The declarations of South Carolina, Mississippi and Texas don’t mention taxes or economic policy at all.
That the states seceded for a different reason than the war was fought seems to elude everyone.
States’ Rights, Tariffs, or Slavery?
There is plenty of secondary literature presenting evidence on both sides, which is why Americans are still arguing this tired point over 150 years after the war ended. But there is a pretty simple way to clear the air. Just read the primary sources and take everyone at his word.
Many of the Confederate states published declarations explaining their reasons for seceding from the Union. The problem for those making the tariff argument is only a few of these declarations even mention the tariff, and then only in passing. The declarations of South Carolina, Mississippi and Texas don’t mention taxes or economic policy at all.
But what all the declarations state loud and clear is the seceding states’ objections to the federal government not fulfilling its constitutional duty to execute fugitive slave laws, the election of a president who campaigned saying the Union could not survive “half slave and half free,” and their belief that the Republican Party’s determination to keep slavery out of new territories would eventually lead to abolition of the institution in their own states.
The passage which is perhaps most damning to the tariff theory comes from Georgia’s Declaration, which reads:
The party of Lincoln, called the Republican party, under its present name and organization, is of recent origin. It is admitted to be an anti-slavery party. While it attracts to itself by its creed the scattered advocates of exploded political heresies, of condemned theories in political economy, the advocates of commercial restrictions, of protection, of special privileges, of waste and corruption in the administration of Government, anti-slavery is its mission and its purpose. By anti-slavery it is made a power in the state.

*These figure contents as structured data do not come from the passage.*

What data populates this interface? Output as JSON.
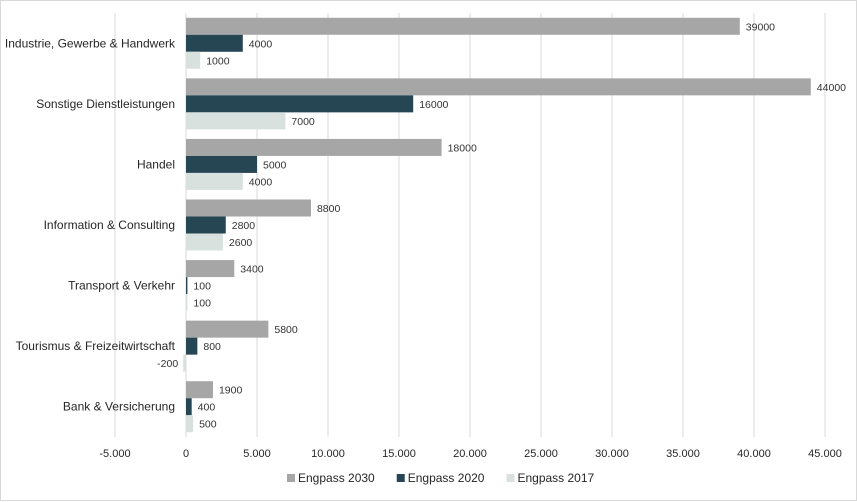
{
  "chart_data": {
    "type": "bar",
    "orientation": "horizontal",
    "title": "",
    "xlabel": "",
    "ylabel": "",
    "categories": [
      "Industrie, Gewerbe & Handwerk",
      "Sonstige Dienstleistungen",
      "Handel",
      "Information & Consulting",
      "Transport & Verkehr",
      "Tourismus & Freizeitwirtschaft",
      "Bank & Versicherung"
    ],
    "series": [
      {
        "name": "Engpass 2030",
        "color": "#a6a6a6",
        "values": [
          39000,
          44000,
          18000,
          8800,
          3400,
          5800,
          1900
        ]
      },
      {
        "name": "Engpass 2020",
        "color": "#264653",
        "values": [
          4000,
          16000,
          5000,
          2800,
          100,
          800,
          400
        ]
      },
      {
        "name": "Engpass 2017",
        "color": "#d9e1df",
        "values": [
          1000,
          7000,
          4000,
          2600,
          100,
          -200,
          500
        ]
      }
    ],
    "xlim": [
      -5000,
      45000
    ],
    "xticks": [
      -5000,
      0,
      5000,
      10000,
      15000,
      20000,
      25000,
      30000,
      35000,
      40000,
      45000
    ],
    "xtick_labels": [
      "-5.000",
      "0",
      "5.000",
      "10.000",
      "15.000",
      "20.000",
      "25.000",
      "30.000",
      "35.000",
      "40.000",
      "45.000"
    ],
    "grid": true,
    "legend_position": "bottom"
  }
}
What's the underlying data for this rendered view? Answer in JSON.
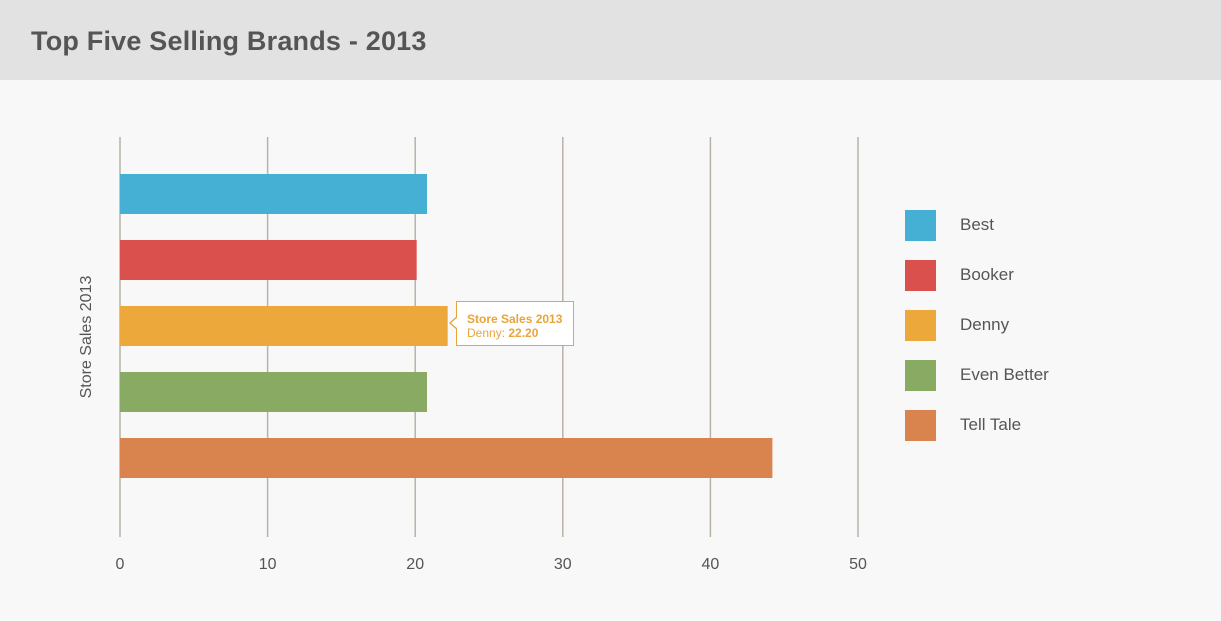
{
  "header": {
    "title": "Top Five Selling Brands - 2013"
  },
  "chart_data": {
    "type": "bar",
    "orientation": "horizontal",
    "title": "Top Five Selling Brands - 2013",
    "ylabel": "Store Sales 2013",
    "xlabel": "",
    "xlim": [
      0,
      50
    ],
    "xticks": [
      0,
      10,
      20,
      30,
      40,
      50
    ],
    "grid": true,
    "legend_position": "right",
    "categories": [
      "Best",
      "Booker",
      "Denny",
      "Even Better",
      "Tell Tale"
    ],
    "values": [
      20.8,
      20.1,
      22.2,
      20.8,
      44.2
    ],
    "colors": [
      "#46b0d4",
      "#d9504c",
      "#eca83a",
      "#89aa63",
      "#d9844e"
    ],
    "series_name": "Store Sales 2013",
    "tooltip": {
      "series": "Store Sales 2013",
      "category": "Denny",
      "separator": ":",
      "value": "22.20"
    }
  }
}
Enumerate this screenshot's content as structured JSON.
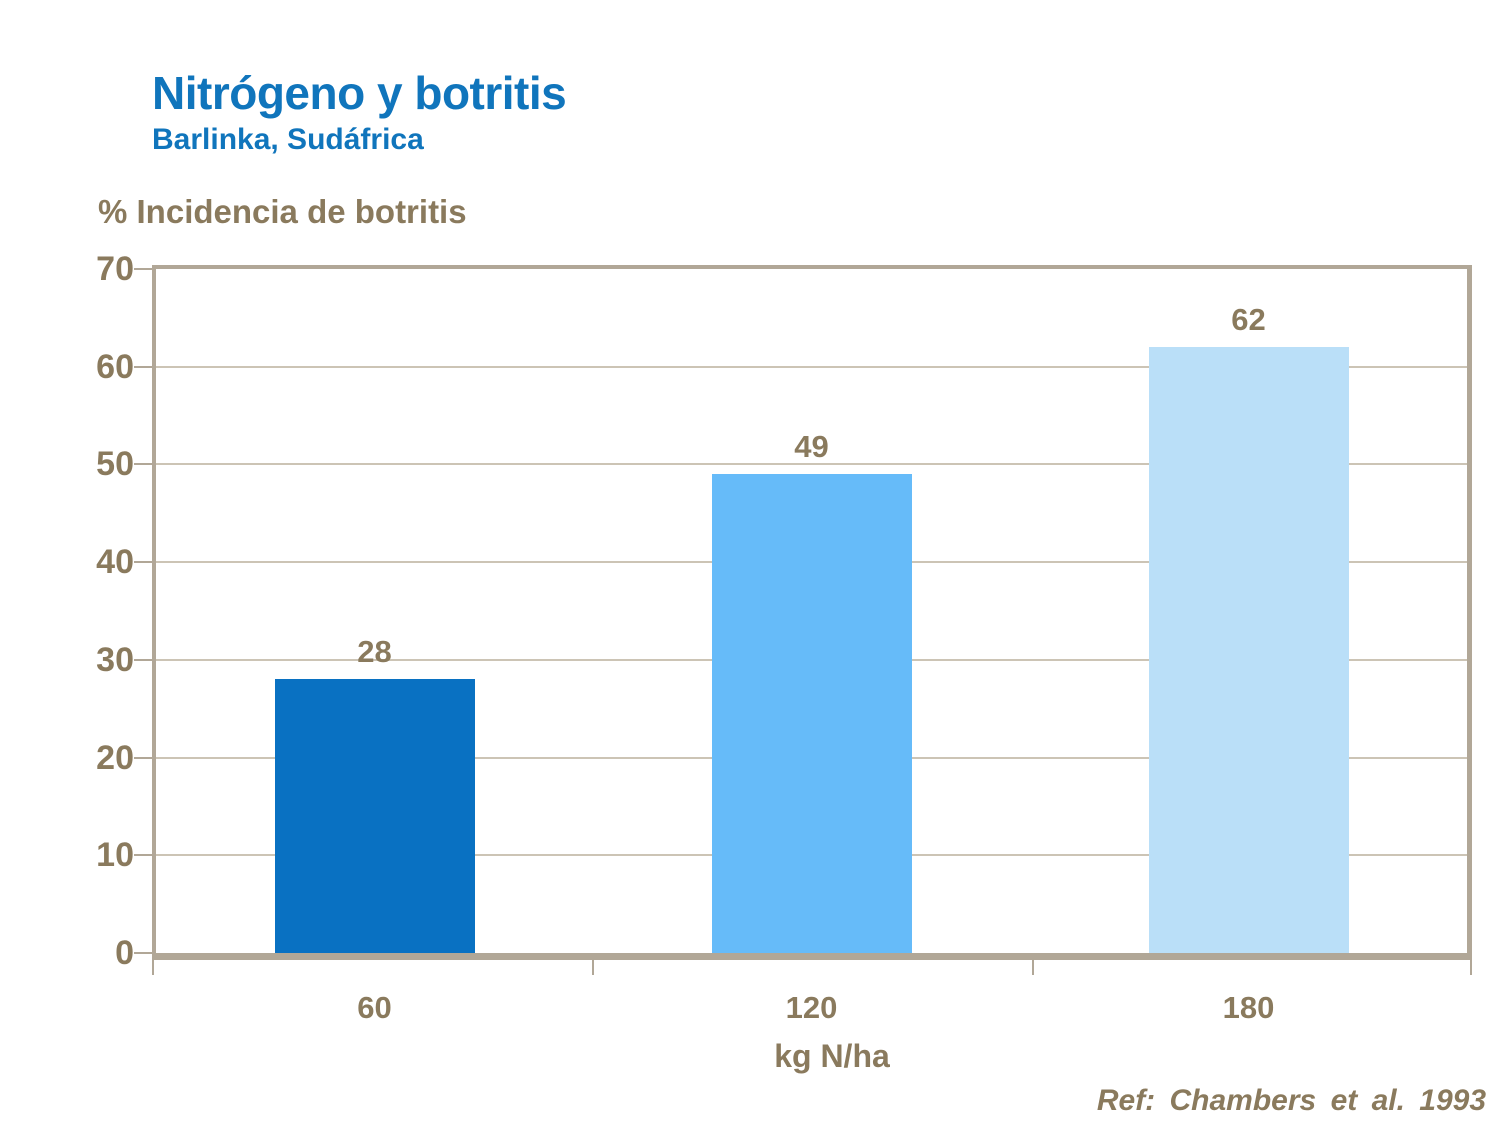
{
  "header": {
    "title": "Nitrógeno y botritis",
    "subtitle": "Barlinka, Sudáfrica"
  },
  "chart_data": {
    "type": "bar",
    "title": "Nitrógeno y botritis",
    "subtitle": "Barlinka, Sudáfrica",
    "categories": [
      "60",
      "120",
      "180"
    ],
    "values": [
      28,
      49,
      62
    ],
    "data_labels": [
      "28",
      "49",
      "62"
    ],
    "bar_colors": [
      "#0971C2",
      "#66BBF9",
      "#BADFF8"
    ],
    "xlabel": "kg N/ha",
    "ylabel": "% Incidencia de botritis",
    "ylim": [
      0,
      70
    ],
    "yticks": [
      0,
      10,
      20,
      30,
      40,
      50,
      60,
      70
    ],
    "grid": "horizontal",
    "legend_position": "none"
  },
  "footer": {
    "reference": "Ref: Chambers et al. 1993"
  },
  "colors": {
    "title_blue": "#1075BC",
    "text_brown": "#8A7A5D",
    "axis_frame": "#B1A797",
    "gridline": "#CCC4B5",
    "background": "#FFFFFF"
  }
}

The passage is accurate. The Republican Party was indeed comprised of a coalition between abolitionists and former members of the Whig Party, like Lincoln, who still sought to implement Henry Clay’s “American System” of protectionist tariffs, “internal improvements” (viz. “infrastructure”) and a central bank. But the Georgia Declaration dismisses this as merely an incidental observation and emphasizes the party’s opposition to slavery. One cannot help but conclude that Georgia, while objecting to the American System, was willing to tolerate it, but would not tolerate any threat to slavery.
Arkansas cited the Union’s attempt to coerce it into making war on the seceded states as its reason for leaving.

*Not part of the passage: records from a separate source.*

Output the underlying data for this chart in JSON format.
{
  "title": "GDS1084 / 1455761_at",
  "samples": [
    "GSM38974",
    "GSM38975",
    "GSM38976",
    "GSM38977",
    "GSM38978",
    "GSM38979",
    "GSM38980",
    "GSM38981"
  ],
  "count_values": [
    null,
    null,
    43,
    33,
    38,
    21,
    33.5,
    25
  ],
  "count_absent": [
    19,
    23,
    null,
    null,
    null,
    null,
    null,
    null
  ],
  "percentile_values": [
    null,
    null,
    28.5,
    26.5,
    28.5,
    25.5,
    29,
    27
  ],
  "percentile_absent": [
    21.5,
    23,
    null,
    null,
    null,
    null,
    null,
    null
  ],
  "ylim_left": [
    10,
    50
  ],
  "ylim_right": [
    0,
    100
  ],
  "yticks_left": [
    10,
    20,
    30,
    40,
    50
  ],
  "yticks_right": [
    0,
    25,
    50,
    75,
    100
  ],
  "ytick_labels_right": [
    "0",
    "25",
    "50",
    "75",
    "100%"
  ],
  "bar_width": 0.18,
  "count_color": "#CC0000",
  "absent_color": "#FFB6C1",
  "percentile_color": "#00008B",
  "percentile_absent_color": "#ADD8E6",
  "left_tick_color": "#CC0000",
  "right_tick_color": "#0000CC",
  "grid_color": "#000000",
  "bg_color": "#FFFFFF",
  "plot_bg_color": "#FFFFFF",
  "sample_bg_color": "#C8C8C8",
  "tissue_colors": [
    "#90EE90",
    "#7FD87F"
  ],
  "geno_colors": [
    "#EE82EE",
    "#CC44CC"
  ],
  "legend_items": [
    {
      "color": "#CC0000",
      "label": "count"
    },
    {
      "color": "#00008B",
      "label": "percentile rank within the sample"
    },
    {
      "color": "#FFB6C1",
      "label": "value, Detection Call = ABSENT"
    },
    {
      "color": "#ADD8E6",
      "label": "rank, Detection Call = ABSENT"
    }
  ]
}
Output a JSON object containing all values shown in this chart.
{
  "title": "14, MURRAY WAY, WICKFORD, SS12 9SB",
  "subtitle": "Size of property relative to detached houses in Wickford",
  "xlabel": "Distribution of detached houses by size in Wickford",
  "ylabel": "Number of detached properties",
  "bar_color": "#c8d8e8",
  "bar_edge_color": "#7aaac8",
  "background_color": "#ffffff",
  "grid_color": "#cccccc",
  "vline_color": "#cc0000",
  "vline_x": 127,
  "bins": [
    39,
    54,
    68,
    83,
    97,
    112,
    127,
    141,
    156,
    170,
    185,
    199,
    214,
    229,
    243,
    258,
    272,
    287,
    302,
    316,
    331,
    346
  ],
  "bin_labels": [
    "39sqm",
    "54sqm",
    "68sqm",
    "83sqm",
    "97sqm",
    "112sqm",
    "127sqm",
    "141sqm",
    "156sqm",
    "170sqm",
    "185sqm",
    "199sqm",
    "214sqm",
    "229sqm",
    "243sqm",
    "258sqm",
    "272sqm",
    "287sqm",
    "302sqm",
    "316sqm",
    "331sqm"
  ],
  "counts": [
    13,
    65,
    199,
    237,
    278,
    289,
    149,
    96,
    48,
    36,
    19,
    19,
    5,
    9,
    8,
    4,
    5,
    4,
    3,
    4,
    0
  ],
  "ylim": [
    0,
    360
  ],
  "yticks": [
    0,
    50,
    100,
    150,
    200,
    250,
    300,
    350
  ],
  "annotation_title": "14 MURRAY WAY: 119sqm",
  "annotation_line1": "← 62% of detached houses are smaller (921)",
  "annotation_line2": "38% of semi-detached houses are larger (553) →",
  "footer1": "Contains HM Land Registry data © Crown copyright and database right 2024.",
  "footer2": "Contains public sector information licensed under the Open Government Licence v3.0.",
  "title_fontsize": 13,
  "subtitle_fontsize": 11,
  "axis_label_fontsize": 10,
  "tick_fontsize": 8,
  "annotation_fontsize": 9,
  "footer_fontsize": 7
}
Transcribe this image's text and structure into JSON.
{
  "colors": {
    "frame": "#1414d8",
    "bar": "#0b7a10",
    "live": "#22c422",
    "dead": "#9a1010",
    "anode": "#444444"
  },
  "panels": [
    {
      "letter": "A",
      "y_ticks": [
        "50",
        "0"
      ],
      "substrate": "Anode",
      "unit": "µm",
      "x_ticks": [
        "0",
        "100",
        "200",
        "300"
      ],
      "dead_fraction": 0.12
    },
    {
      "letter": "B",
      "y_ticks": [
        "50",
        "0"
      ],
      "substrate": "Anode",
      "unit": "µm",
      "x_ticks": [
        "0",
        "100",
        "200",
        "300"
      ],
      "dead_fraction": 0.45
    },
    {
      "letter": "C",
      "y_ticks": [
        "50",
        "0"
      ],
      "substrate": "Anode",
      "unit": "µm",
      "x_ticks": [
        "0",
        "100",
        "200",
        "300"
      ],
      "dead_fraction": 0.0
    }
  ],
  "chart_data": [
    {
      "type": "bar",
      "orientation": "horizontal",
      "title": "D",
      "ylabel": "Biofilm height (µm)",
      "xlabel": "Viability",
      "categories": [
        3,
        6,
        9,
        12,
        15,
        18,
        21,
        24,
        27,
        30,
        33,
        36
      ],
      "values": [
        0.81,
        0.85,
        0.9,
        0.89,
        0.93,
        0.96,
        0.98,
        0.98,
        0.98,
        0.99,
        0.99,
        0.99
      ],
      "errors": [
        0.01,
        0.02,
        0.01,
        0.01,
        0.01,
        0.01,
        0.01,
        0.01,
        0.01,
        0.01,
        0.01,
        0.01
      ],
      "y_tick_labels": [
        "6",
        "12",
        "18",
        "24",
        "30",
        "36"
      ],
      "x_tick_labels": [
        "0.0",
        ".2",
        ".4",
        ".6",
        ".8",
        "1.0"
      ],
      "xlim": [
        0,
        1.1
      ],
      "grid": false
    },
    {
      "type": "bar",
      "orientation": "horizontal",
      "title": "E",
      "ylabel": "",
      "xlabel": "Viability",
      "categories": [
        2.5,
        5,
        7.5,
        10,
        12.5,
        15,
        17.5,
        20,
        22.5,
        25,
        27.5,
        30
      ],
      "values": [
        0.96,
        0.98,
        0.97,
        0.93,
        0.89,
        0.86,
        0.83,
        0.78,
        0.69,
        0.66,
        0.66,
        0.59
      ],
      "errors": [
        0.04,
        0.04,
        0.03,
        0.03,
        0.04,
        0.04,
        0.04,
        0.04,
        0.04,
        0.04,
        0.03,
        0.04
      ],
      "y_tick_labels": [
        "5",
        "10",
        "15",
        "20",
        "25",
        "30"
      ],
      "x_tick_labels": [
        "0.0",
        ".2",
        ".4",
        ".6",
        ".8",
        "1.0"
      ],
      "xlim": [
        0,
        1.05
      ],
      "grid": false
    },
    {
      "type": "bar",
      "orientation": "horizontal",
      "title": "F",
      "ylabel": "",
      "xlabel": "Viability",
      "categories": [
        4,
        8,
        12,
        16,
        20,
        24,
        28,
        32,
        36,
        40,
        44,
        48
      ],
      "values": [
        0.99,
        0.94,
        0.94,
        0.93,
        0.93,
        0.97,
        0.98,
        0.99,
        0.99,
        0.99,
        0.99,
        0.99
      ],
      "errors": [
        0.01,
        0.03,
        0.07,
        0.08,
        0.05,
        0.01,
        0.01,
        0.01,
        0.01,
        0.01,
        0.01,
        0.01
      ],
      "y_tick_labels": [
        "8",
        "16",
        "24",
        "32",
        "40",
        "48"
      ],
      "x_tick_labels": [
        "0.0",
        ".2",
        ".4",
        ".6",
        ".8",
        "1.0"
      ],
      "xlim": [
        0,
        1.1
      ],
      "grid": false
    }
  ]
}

There is no reason to doubt Lincoln’s personal, philosophical opposition to slavery, but it wasn’t the reason he fought the Civil War. We know this because he said so, repeatedly. And it is by no means a leap, based on his lifelong political beliefs and what he said himself during his first inaugural, that the reason it was so important for him to “save the Union” was because he couldn’t pursue his big government agenda without the seceding states’ taxes. That’s quite a poor reason to start a war in which 600,000 to a million Americans are killed by their fellow Americans.
21st century Americans shouldn’t pick a side in the Civil War. Much like the brawl between the White Supremacists and Antifa in Charlottesville, Va., it was fought by two tyrannical powers for mostly evil purposes. The best we can do today is understand what really happened and work to rehabilitate the bedrock American principles of limited, decentralized government and the natural right of secession, good ideas given a bad name by Lincoln and the Confederates alike.